As a safety precaution, the Israeli military has closed a southern highway which runs through the Egyptian border.

Combat operations continued in the area late Saturday, with the Egyptian army saying Apache attack helicopters fired missiles at groups of extremists, killing 10 of them. Tuesday, President el-Sisi trumpeted his desire to bring ISIS to its knees.

“The judiciary is restricted by laws, and swift justice is also restricted by laws. El-Sissi has not addressed the public since the Sinai battles erupted.

Soldiers, policemen, civilians and militants were among the dead.

The Islamic State jihadist group mostly operates in Iraq and Syria, but it is also known to have affiliates in North Africa, Yemen, Pakistan and Afghanistan.

ISIL-linked militants claimed they launched three rockets towards southern Israel from Sinai on Friday. The Brotherhood responded by calling for a “rebellion”, raising the prospect of a further uptick in violence.
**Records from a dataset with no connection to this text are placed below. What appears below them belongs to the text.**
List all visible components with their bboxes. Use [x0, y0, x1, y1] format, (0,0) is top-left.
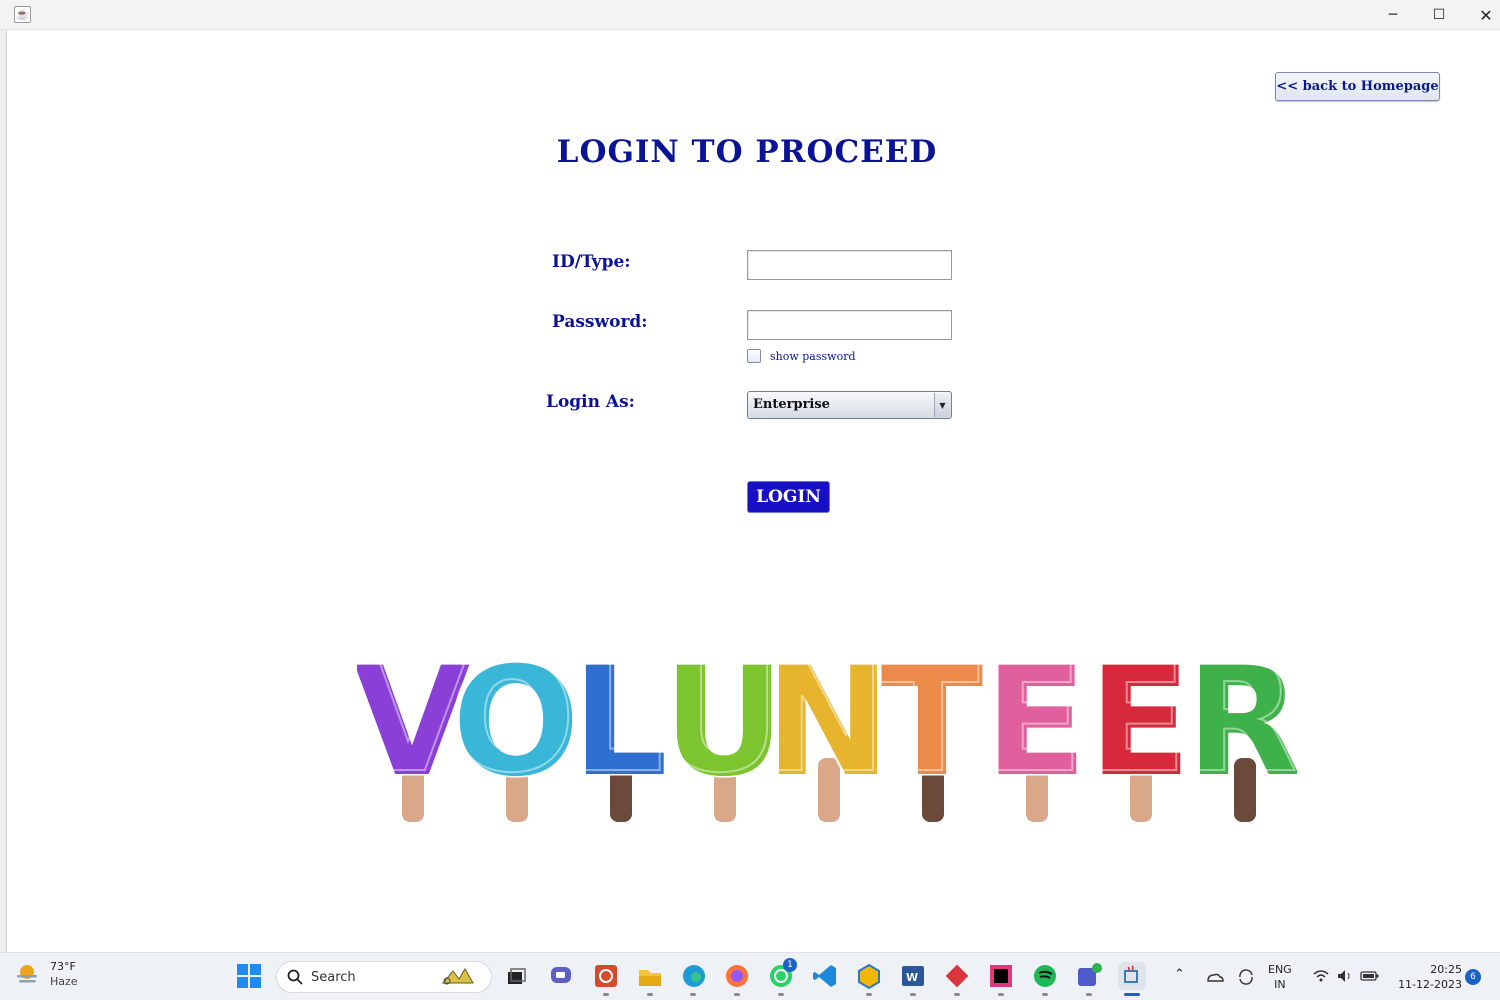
- show-password-checkbox[interactable]: [747, 349, 761, 363]
- balloon-shine-8: E: [1085, 632, 1187, 806]
- balloon-shine-3: L: [568, 632, 664, 806]
- taskbar: 73°F Haze Search 1 W ⌃ ENG IN 20:25 11-1…: [0, 952, 1500, 1000]
- edge-icon[interactable]: [680, 962, 708, 990]
- id-type-input[interactable]: [747, 250, 952, 280]
- taskbar-search-box[interactable]: Search: [276, 961, 492, 993]
- app-hex-icon[interactable]: [855, 962, 883, 990]
- notification-badge[interactable]: 6: [1465, 969, 1481, 985]
- back-to-homepage-button[interactable]: << back to Homepage: [1275, 72, 1440, 101]
- login-button[interactable]: LOGIN: [747, 481, 830, 513]
- login-as-selected-value: Enterprise: [753, 397, 830, 412]
- search-placeholder: Search: [311, 969, 356, 985]
- login-panel: << back to Homepage LOGIN TO PROCEED ID/…: [7, 30, 1500, 952]
- maximize-button[interactable]: ☐: [1416, 0, 1462, 30]
- language-code: ENG: [1268, 963, 1292, 976]
- balloon-shine-7: E: [981, 632, 1083, 806]
- balloon-shine-5: N: [761, 632, 887, 806]
- minimize-button[interactable]: ─: [1370, 0, 1416, 30]
- show-password-option[interactable]: show password: [747, 349, 856, 363]
- show-hidden-icons[interactable]: ⌃: [1174, 967, 1185, 982]
- weather-condition: Haze: [50, 975, 78, 988]
- region-code: IN: [1274, 978, 1286, 991]
- balloon-shine-9: R: [1182, 632, 1297, 806]
- volume-icon[interactable]: [1336, 967, 1354, 985]
- task-view-icon[interactable]: [502, 962, 530, 990]
- onedrive-icon[interactable]: [1204, 967, 1224, 987]
- password-label: Password:: [552, 312, 648, 332]
- show-password-label: show password: [770, 349, 856, 363]
- weather-haze-icon: [14, 961, 40, 987]
- battery-icon[interactable]: [1360, 967, 1380, 985]
- folder-icon[interactable]: [636, 962, 664, 990]
- clock-time: 20:25: [1430, 963, 1462, 976]
- balloon-shine-6: T: [877, 632, 979, 806]
- firefox-icon[interactable]: [723, 962, 751, 990]
- clock-date: 11-12-2023: [1398, 978, 1462, 991]
- wifi-icon[interactable]: [1312, 967, 1330, 985]
- spotify-icon[interactable]: [1031, 962, 1059, 990]
- git-icon[interactable]: [943, 962, 971, 990]
- whatsapp-badge: 1: [783, 958, 797, 972]
- id-type-label: ID/Type:: [552, 252, 631, 272]
- chat-icon[interactable]: [547, 962, 575, 990]
- whatsapp-icon[interactable]: 1: [767, 958, 797, 990]
- weather-widget[interactable]: 73°F Haze: [14, 959, 78, 989]
- close-button[interactable]: ✕: [1463, 0, 1500, 30]
- word-icon[interactable]: W: [899, 962, 927, 990]
- search-highlight-icon: [441, 968, 474, 985]
- page-title: LOGIN TO PROCEED: [556, 134, 938, 170]
- balloon-shine-2: O: [448, 632, 576, 806]
- svg-text:W: W: [906, 971, 918, 984]
- teams-icon[interactable]: [1075, 962, 1103, 990]
- login-as-dropdown[interactable]: Enterprise ▼: [747, 391, 952, 419]
- start-icon[interactable]: [235, 962, 263, 990]
- login-as-label: Login As:: [546, 392, 635, 412]
- language-indicator[interactable]: ENG IN: [1268, 962, 1292, 992]
- password-input[interactable]: [747, 310, 952, 340]
- java-app-icon: ☕: [14, 6, 31, 23]
- window-left-edge: [0, 30, 7, 952]
- vscode-icon[interactable]: [811, 962, 839, 990]
- window-titlebar: ☕ ─ ☐ ✕: [0, 0, 1500, 30]
- java-taskbar-icon[interactable]: [1118, 962, 1146, 990]
- volunteer-banner-image: VVOOLL UUNNTT EE EE RR: [357, 631, 1297, 822]
- clock[interactable]: 20:25 11-12-2023: [1392, 962, 1462, 992]
- weather-temperature: 73°F: [50, 960, 76, 973]
- intellij-icon[interactable]: [987, 962, 1015, 990]
- app-icon[interactable]: [592, 962, 620, 990]
- sync-icon[interactable]: [1236, 967, 1256, 987]
- search-icon: [287, 969, 303, 985]
- chevron-down-icon[interactable]: ▼: [934, 393, 950, 417]
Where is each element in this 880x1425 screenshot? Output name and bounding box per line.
Spokesman, Brig. Gen. Mohammed Samir released graphic pictures on his official Facebook page showing the camouflage-clad corpses of what it said were militants involved in the attack.

Witnesses said remains of the jihadists were still sitting in vehicles pulverized by the Egyptian military, adds the NYT.

“This incident is a game-changer”, an official told Reuters on condition of anonymity.


“So long as the Egyptian army is present, no one will be able to terrorize Egyptians”, a confident al-Sissi said.